注意したいのは、異動理由を尋ねた際、妙なはぐらかしをする、言葉を濁してうやむやにしようとするというパターン。業務上の理由で、異動理由を伝えることができないというケースももちろんありますが、人事異動の必要性を確認することは大切です。
理由が不当である
異動になる前に部署内の人間関係で揉めた、ハラスメント行為を受けたなどがあった場合は、不当な異動や左遷の可能性も。基本的には、不当な動機や目的で従業員を異動させることは認められていません。もし、パワハラなどがあると感じたら、それを主張し、担当部署と話し合うようにしましょう。
異動により著しい不利益が生じる
異動により、労働条件が著しく低下する、私生活に深刻な影響が出るという場合は、異動そのものが認められないということがあります。この場合は、企業側に対して、異動により大きな不利益が生じることを伝え、再考するように求めましょう。
それでも異動を強行された場合は、弁護士などの専門家に相談を。場合によっては、法的手続きが必要になるケースもあります。
雇用契約書と条件が異なる
求人情報や雇用契約書には「転勤なし」と明記している場合、引っ越しを伴う異動を命じることはできません。このような異動は、従業員の合意が必要となるからです。
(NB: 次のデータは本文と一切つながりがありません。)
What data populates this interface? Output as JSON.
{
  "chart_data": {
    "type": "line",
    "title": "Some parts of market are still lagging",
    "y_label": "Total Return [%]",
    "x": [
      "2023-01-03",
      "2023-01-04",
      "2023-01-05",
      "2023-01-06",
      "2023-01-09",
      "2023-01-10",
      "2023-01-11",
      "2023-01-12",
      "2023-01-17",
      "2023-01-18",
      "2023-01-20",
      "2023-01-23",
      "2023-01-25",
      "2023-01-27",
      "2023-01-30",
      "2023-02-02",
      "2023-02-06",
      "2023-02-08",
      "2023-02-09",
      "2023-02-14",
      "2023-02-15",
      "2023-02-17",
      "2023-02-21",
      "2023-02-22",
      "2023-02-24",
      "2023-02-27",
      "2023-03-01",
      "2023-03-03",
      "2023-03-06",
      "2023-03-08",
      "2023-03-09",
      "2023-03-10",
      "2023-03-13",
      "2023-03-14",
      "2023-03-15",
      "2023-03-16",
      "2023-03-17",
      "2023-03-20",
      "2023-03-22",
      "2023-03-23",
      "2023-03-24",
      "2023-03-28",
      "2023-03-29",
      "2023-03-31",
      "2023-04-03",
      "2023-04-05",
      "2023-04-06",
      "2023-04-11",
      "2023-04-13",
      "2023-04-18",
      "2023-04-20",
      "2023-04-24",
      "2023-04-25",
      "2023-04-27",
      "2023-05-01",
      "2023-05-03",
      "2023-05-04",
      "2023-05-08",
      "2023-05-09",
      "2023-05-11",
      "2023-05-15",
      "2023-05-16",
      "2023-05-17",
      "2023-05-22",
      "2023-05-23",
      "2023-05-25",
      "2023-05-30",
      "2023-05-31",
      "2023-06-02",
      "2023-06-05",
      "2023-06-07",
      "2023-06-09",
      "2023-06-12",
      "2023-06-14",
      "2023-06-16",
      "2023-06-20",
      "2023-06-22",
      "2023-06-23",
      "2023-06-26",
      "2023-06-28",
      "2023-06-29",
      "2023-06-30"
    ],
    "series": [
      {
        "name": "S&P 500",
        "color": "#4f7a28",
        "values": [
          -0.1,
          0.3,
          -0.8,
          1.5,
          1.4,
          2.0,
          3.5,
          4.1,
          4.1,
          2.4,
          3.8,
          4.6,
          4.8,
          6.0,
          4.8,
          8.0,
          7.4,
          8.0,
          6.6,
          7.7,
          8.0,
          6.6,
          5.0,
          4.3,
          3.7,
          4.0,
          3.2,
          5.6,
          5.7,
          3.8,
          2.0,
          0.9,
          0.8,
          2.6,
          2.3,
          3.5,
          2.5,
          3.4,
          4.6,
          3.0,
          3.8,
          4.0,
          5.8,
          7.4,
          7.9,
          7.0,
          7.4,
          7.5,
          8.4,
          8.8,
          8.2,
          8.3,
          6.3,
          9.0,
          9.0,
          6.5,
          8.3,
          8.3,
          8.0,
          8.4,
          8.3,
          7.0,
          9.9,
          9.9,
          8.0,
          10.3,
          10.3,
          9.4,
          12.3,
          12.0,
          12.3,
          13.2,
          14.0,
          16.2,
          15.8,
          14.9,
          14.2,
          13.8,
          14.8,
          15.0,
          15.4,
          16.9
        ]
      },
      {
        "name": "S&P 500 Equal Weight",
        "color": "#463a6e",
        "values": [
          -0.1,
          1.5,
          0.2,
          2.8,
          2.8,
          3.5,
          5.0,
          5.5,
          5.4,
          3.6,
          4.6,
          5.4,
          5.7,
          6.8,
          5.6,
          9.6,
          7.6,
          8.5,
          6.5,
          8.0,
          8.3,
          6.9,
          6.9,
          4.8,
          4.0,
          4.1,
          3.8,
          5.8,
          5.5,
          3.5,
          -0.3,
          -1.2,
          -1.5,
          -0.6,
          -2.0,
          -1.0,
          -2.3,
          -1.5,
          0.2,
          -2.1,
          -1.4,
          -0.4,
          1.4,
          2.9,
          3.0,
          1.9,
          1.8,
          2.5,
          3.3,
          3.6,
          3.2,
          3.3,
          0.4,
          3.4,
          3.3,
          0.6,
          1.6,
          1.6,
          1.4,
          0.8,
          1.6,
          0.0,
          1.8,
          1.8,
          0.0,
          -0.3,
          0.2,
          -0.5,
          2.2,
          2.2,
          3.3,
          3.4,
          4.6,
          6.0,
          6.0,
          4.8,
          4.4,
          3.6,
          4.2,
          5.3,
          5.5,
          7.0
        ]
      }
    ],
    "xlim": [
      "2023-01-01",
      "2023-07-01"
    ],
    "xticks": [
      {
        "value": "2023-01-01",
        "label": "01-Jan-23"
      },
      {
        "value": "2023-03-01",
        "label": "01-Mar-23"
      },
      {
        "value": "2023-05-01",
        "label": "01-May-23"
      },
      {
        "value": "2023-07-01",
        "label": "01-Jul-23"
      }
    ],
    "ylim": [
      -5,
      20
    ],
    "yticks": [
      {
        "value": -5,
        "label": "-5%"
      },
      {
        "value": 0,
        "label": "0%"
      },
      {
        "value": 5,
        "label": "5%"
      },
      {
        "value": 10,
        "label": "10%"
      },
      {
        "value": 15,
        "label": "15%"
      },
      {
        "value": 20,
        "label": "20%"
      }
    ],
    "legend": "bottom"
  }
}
もし、このようなケースにあたる場合も、専門家に相談するとよいでしょう。
「左遷」かも、と感じたら?
もし、「左遷」かもと思うことがあれば、一人で抱え込むのではなく、上司や周りに相談するようにしましょう。そこで解決することもあるはずです。
それでも解決しない、疑問が残るという場合は、専門部署に相談するのも一つ。またどうしても納得ができない場合は、転職を視野に入れるのもおすすめです。
もし、不当な扱いや、不利益となるような扱いを受けてしまった場合は、弁護士などの専門家に相談を。場合によっては、法的手続きが必要になることもあります。
最後に
人事異動や配置転換は、会社員にとってついてまわるもの。企業規模が大きな会社は特に、異動などを避けるのは難しいというのが通例でした。しかし、時代は変わり、働き方改革が進んでいます。異動を拒否できる、引っ越しを伴う転勤がないポジションを選べるなど、選択肢が増えている会社もありますよね。
異動や配置転換は生活を大きく変えます。不安がある場合は、ぜひ周りの人に相談するようにしてください。